Юноше не приходилось еще видеть настолько больного человека, больного, который каждым своим вздохом намеренно сокращал время, оставшееся до смерти. Он выразительно пялился на сильного мужчину, которого выворачивало наизнанку, лишь бы незнакомец поскорее обратил на него внимание. И тут Филоктет молниеносно, с силой оттолкнувшись от земли, нырнул в кусты, надеясь найти там достаточно надежную защиту с тыла, чтобы попозже выскользнуть с лужайки прямо на тропу, ведущую в селение. Однако мужчина крикнул настолько глубоким голосом, что, казалось, сам его звук прижал юношу к земле.
– СТОЙ! Во имя всего… прошу тебя… – разнесся голос незнакомца. – Куда ты бежишь?! Разве ты не видишь, как мне плохо, разве я смогу поймать тебя?.. Не бойся. Ничто постороннее не проникло в мое тело, похоже, это всегда жило во мне, и только время не позволило ему развиться раньше, а вот теперь началось. Как будто оно пряталось за дверцей в каком-то органе моего тела, выжидая старательно и терпеливо в смертоносной засаде, выжидая мгновение, когда эта дверца отворится и выпустит бестию на волю. Этот путник, или гость, которого мы всю жизнь носим в себе, пытается окончательно овладеть… – гремел гигант, подавляя, казалось, буйством слов притихшего, но не прекращающего ворочаться зверя, о котором он решил рассказать.

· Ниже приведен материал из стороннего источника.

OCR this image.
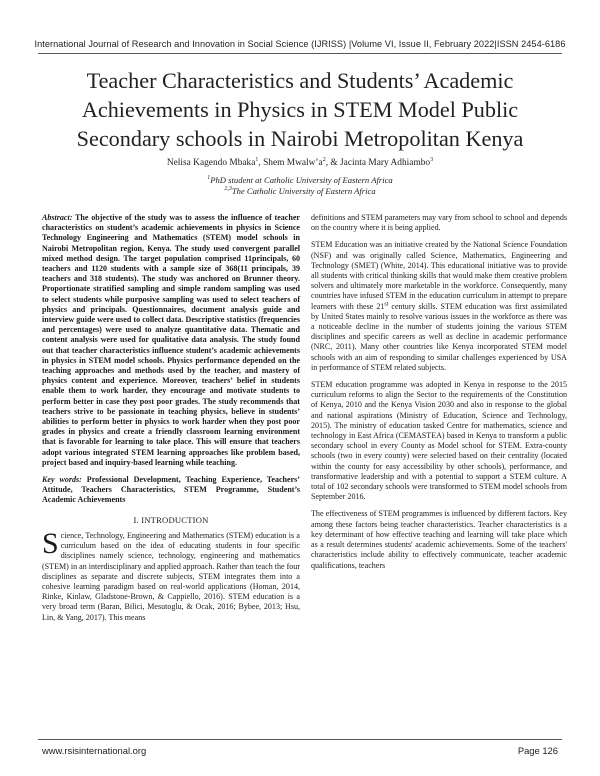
International Journal of Research and Innovation in Social Science (IJRISS) |Volume VI, Issue II, February 2022|ISSN 2454-6186
Teacher Characteristics and Students’ Academic
Achievements in Physics in STEM Model Public
Secondary schools in Nairobi Metropolitan Kenya
Nelisa Kagendo Mbaka$^1$, Shem $Mwalw’a^2$, & Jacinta Mary Adhiambo$^3$
$^1$PhD student at Catholic University of Eastern Africa
$^{2,3}$The Catholic University of Eastern Africa

Abstract: The objective of the study was to assess the influence of teacher characteristics on student’s academic achievements in physics in Science Technology Engineering and Mathematics (STEM) model schools in Nairobi Metropolitan region, Kenya. The study used convergent parallel mixed method design. The target population comprised 11principals, 60 teachers and 1120 students with a sample size of 368(11 principals, 39 teachers and 318 students). The study was anchored on Brunner theory. Proportionate stratified sampling and simple random sampling was used to select students while purposive sampling was used to select teachers of physics and principals. Questionnaires, document analysis guide and interview guide were used to collect data. Descriptive statistics (frequencies and percentages) were used to analyze quantitative data. Thematic and content analysis were used for qualitative data analysis. The study found out that teacher characteristics influence student’s academic achievements in physics in STEM model schools. Physics performance depended on the teaching approaches and methods used by the teacher, and mastery of physics content and experience. Moreover, teachers’ belief in students enable them to work harder, they encourage and motivate students to perform better in case they post poor grades. The study recommends that teachers strive to be passionate in teaching physics, believe in students’ abilities to perform better in physics to work harder when they post poor grades in physics and create a friendly classroom learning environment that is favorable for learning to take place. This will ensure that teachers adopt various integrated STEM learning approaches like problem based, project based and inquiry-based learning while teaching.

Key words: Professional Development, Teaching Experience, Teachers’ Attitude, Teachers Characteristics, STEM Programme, Student’s Academic Achievements

I. INTRODUCTION

Science, Technology, Engineering and Mathematics (STEM) education is a curriculum based on the idea of educating students in four specific disciplines namely science, technology, engineering and mathematics (STEM) in an interdisciplinary and applied approach. Rather than teach the four disciplines as separate and discrete subjects, STEM integrates them into a cohesive learning paradigm based on real-world applications (Homan, 2014, Rinke, Kinlaw, Gladstone-Brown, & Cappiello, 2016). STEM education is a very broad term (Baran, Bilici, Mesutoglu, & Ocak, 2016; Bybee, 2013; Hsu, Lin, & Yang, 2017). This means

definitions and STEM parameters may vary from school to school and depends on the country where it is being applied.

STEM Education was an initiative created by the National Science Foundation (NSF) and was originally called Science, Mathematics, Engineering and Technology (SMET) (White, 2014). This educational initiative was to provide all students with critical thinking skills that would make them creative problem solvers and ultimately more marketable in the workforce. Consequently, many countries have infused STEM in the education curriculum in attempt to prepare learners with these 21st century skills. STEM education was first assimilated by United States mainly to resolve various issues in the workforce as there was a noticeable decline in the number of students joining the various STEM disciplines and specific careers as well as decline in academic performance (NRC, 2011). Many other countries like Kenya incorporated STEM model schools with an aim of responding to similar challenges experienced by USA in performance of STEM related subjects.

STEM education programme was adopted in Kenya in response to the 2015 curriculum reforms to align the Sector to the requirements of the Constitution of Kenya, 2010 and the Kenya Vision 2030 and also in response to the global and national aspirations (Ministry of Education, Science and Technology, 2015). The ministry of education tasked Centre for mathematics, science and technology in East Africa (CEMASTEA) based in Kenya to transform a public secondary school in every County as Model school for STEM. Extra-county schools (two in every county) were selected based on their centrality (located within the county for easy accessibility by other schools), performance, and transformative leadership and with a potential to support a STEM culture. A total of 102 secondary schools were transformed to STEM model schools from September 2016.

The effectiveness of STEM programmes is influenced by different factors. Key among these factors being teacher characteristics. Teacher characteristics is a key determinant of how effective teaching and learning will take place which as a result determines students' academic achievements. Some of the teachers' characteristics include ability to effectively communicate, teacher academic qualifications, teachers

www.rsisinternational.org	Page 126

– Как я могу помочь тебе?.. – задрожал обезумевший от страха фальцет Филоктета, не желающий признавать давно начавшуюся мутацию голоса молодого человека, который именно в этом возрасте перестает быть мальчиком, похожим на юношу, и становится юношей, похожим на мужчину.
– Жаль, что мы знакомимся в таком состоянии… меня зовут Гераклом, дитя… А тебя? – вспорол небо мощный баритон.
– Я… я Филоктет, – ответил юноша, охваченный непонятной дрожью, охватившей его до кончиков пальцев и забившейся даже под ногти, лишив тело гибкости.
– Филоктет, – повторил чужак, – прекрасное имя. Оно означает любовь к обладанию. Чем бы ты хотел обладать, дитя?
– Не знаю, то есть, никто никогда не объяснял мне, что означает мое имя! – ответил юноша, уже слегка успокоившийся, не без неясной гордости и щекотки в носу, вызванными значением его имени, как будто в этом было что-то особенное, что-то выделявшее его из толпы прочих, имена которых тоже что-то означали, но не были такими многоговорящими.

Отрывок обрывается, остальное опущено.